The base was seized during Operation Northern Delay by the United States Armed Forces as part of the 2003 invasion of Iraq. During the operation to seize the base, American paratroopers of the 173rd Airborne Brigade reportedly believed they had landed in friendly territory after being greeted by local Kurds and encountering no resistance.

Soon after the invasion, the Kurdistan Regional Government (KRG) encouraged the United States to take advantage of the Kurdish region's stability and offered to host a long-term U.S. military presence at the Harir Air Base, but the proposal was declined. U.S. troops later withdrew entirely from Iraq and the base had been largerly abandoned.

In 2014, reports emerged of negotiations between the KRG and the U.S. over the possible use of the site to conduct airstrikes against the Islamic State. Iraqi Arab politicians reacted angrily to the reports. Majid al-Gharawi, a Baghdad lawmaker, said that “U.S. intentions to build a military base in the area of Harir are unacceptable,” adding that the move was aimed at reoccupying Iraq and exerting pressure on the central government for further concessions.

As part of Operation Inherent Resolve US military forces returned to the base in the war against the Islamic State.
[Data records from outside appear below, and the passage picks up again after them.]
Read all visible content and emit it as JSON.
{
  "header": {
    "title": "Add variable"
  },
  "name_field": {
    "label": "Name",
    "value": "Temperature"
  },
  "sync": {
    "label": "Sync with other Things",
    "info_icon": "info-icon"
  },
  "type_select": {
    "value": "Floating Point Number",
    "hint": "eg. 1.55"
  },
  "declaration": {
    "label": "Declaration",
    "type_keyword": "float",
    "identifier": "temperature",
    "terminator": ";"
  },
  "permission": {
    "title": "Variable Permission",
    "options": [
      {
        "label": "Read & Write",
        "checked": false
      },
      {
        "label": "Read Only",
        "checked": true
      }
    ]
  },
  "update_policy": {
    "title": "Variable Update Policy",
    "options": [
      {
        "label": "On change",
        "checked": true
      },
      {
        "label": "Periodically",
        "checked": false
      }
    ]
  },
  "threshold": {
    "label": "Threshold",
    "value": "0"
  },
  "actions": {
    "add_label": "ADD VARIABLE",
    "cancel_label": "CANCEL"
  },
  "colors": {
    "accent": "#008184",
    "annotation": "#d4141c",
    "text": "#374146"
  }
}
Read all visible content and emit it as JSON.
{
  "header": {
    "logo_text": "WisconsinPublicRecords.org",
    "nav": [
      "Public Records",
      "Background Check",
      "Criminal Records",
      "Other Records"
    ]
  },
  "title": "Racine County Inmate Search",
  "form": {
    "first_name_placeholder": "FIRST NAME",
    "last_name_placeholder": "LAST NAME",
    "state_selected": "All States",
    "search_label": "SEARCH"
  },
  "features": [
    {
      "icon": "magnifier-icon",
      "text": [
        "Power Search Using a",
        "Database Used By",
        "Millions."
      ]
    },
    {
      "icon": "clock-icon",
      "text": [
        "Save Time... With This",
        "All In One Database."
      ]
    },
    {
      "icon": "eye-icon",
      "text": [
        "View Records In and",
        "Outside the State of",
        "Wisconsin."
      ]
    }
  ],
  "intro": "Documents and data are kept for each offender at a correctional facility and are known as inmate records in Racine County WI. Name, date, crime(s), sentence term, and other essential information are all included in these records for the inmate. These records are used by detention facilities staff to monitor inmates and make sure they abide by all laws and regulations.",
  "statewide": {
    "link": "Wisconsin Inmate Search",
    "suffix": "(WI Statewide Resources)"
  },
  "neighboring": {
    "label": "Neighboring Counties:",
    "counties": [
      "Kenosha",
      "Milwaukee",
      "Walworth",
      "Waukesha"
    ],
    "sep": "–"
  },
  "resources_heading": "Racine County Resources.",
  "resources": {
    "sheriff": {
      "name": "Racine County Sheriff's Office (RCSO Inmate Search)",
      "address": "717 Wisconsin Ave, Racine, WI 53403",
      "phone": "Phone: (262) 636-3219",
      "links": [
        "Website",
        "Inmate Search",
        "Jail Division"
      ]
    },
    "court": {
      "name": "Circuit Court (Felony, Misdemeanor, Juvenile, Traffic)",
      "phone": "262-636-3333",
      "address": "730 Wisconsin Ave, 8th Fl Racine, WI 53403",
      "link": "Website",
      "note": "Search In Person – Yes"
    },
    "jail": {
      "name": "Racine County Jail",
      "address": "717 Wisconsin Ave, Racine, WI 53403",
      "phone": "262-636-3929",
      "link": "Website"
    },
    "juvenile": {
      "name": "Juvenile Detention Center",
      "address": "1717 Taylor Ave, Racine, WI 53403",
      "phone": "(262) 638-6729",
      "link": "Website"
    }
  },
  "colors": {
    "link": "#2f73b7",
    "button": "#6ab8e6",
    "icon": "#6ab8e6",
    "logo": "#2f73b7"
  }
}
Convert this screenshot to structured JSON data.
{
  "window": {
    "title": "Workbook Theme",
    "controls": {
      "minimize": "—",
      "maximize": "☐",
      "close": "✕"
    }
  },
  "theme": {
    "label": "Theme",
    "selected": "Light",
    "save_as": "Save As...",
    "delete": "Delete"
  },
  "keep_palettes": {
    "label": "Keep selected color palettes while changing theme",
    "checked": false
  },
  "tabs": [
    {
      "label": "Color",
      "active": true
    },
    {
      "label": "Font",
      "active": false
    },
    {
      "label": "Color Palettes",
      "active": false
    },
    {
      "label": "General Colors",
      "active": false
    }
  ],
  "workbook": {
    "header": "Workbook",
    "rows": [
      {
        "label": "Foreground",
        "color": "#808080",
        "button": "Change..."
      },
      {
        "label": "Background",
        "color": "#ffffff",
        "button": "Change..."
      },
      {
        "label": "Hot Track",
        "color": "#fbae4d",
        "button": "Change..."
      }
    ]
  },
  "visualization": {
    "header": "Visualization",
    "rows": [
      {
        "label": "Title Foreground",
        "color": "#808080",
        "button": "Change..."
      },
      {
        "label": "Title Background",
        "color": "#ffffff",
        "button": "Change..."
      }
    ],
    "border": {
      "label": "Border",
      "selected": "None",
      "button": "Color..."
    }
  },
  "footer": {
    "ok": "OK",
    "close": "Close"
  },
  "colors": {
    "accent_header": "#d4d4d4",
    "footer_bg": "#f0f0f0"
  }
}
The base hosted various American aircraft and units, including special operation forces, such as:
- Pilatus U-28A Draco from the Air Force Special Operations Command
- Boeing MH-47G Chinook from the 160th Special Operations Aviation Regiment (Airborne) (160th SOAR (A))
- Sikorsky MH-60M Black Hawk from the 160th SOAR (A)
- General Atomics MQ-1C Gray Eagle of the United States Army
During the war against the Islamic State the base was also home to a unit of the Delta Force.

After the defeat of the Islamic State, the U.S. force at the base was gradually reduced, though a small contingent remained as of October 2025.